Non-public L1/L2 caches and a shared L3 is hardly the one option to design a cache hierarchy, nevertheless it’s a standard strategy that a number of distributors have adopted. Giving every particular person core a devoted L1 and L2 cuts entry latencies and reduces the possibility of cache competition — which means two completely different cores gained’t overwrite important information that the opposite put in a location in favor of their very own workload. The frequent L3 cache is slower however a lot bigger, which suggests it might probably retailer information for all of the cores directly. Subtle algorithms are used to make sure that Core zero tends to retailer info closest to itself, whereas Core 7 throughout the die additionally places needed information nearer to itself.

Not like the L1 and L2, that are practically all the time CPU-focused and personal, the L3 can be shared with different gadgets or capabilities. Intel’s Sandy Bridge CPUs shared an 8MB L3 cache with the on-die graphics core (Ivy Bridge gave the GPU its personal devoted slice of L3 cache in lieu of sharing your entire 8MB).

In distinction to the L1 and L2 caches, each of that are usually fastened and differ solely very barely (and largely for funds components) each AMD and Intel supply completely different chips with considerably completely different quantities of L3. Intel usually sells not less than a number of Xeons with decrease core counts, greater frequencies, and a better L3 cache-per-CPU ratio. Intel’s Core i7 processors have maintained an 8MB L3 for the reason that debut of Nehalem in 2008 (roughly 2MB of L3 for each CPU core) however the highest-end components are usually pegged at 2.5MB of cache per CPU core.

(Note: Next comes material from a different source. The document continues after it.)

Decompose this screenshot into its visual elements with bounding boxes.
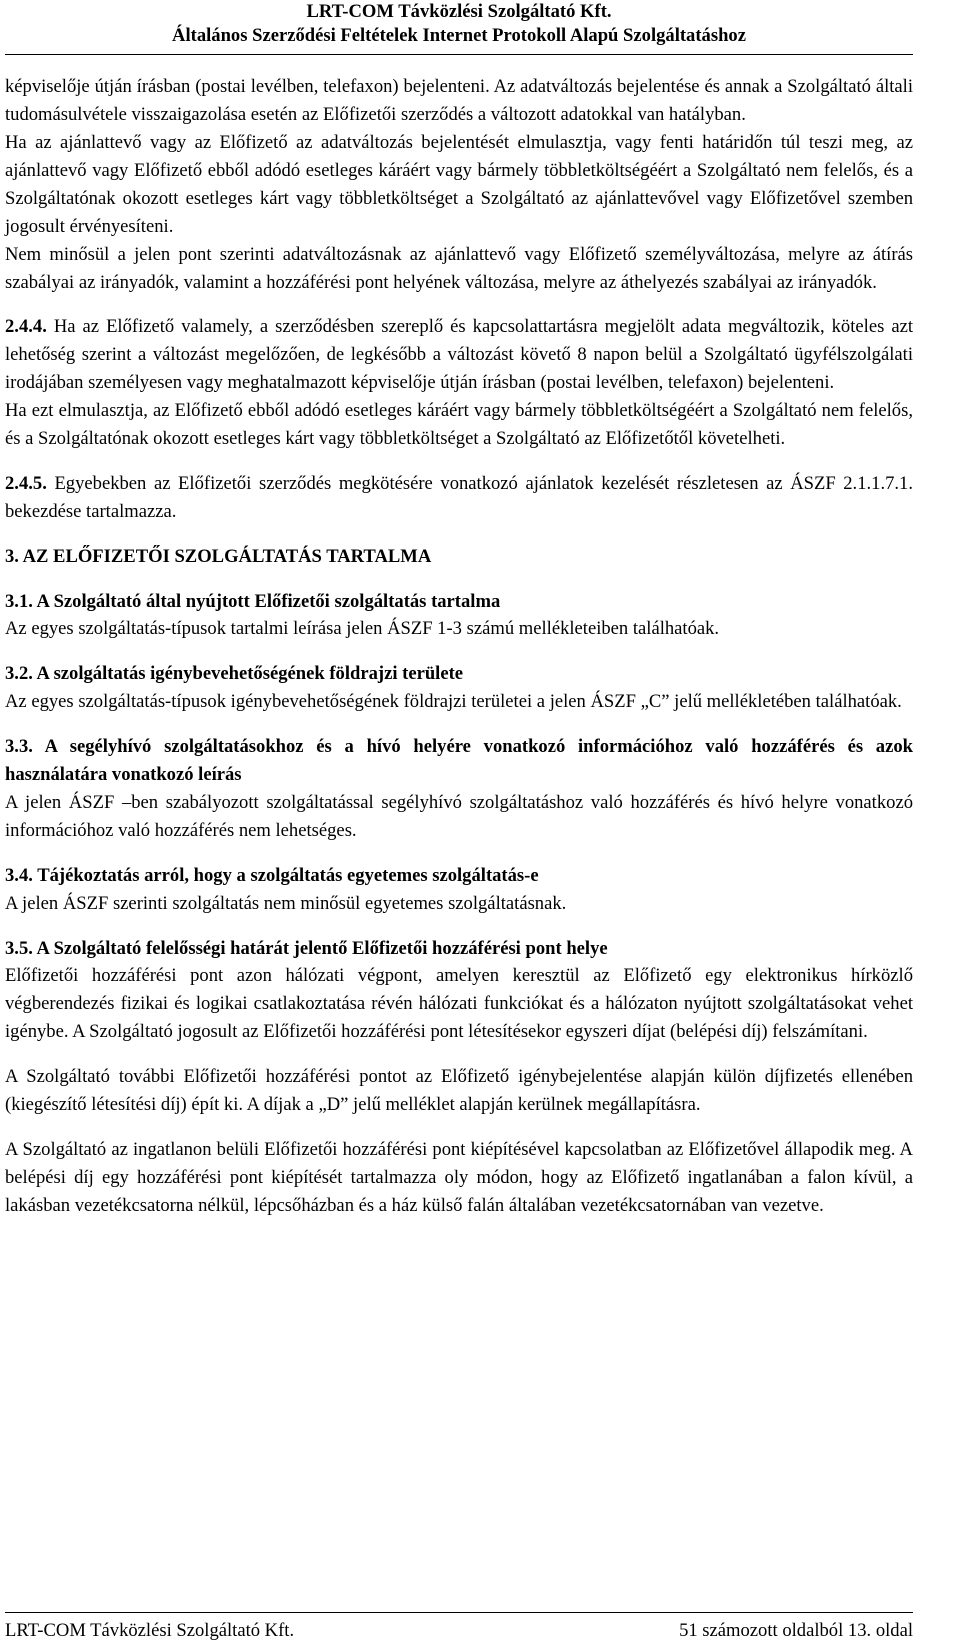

At the moment, the L3 is characterised as a pool of quick reminiscence frequent to all of the CPUs on an SoC. It’s usually gated independently from the remainder of the CPU core and could be dynamically partitioned to stability entry velocity, energy consumption, and storage capability. Whereas not practically as quick as L1 or L2, it’s usually extra versatile and performs a significant position in managing inter-core communication. With Intel having already added L4 to its Skylake chips, it’s attainable we’ll see the L3 take a extra simplified position — with a few of its features and capabilities shifting over to the newer, bigger pool of cache.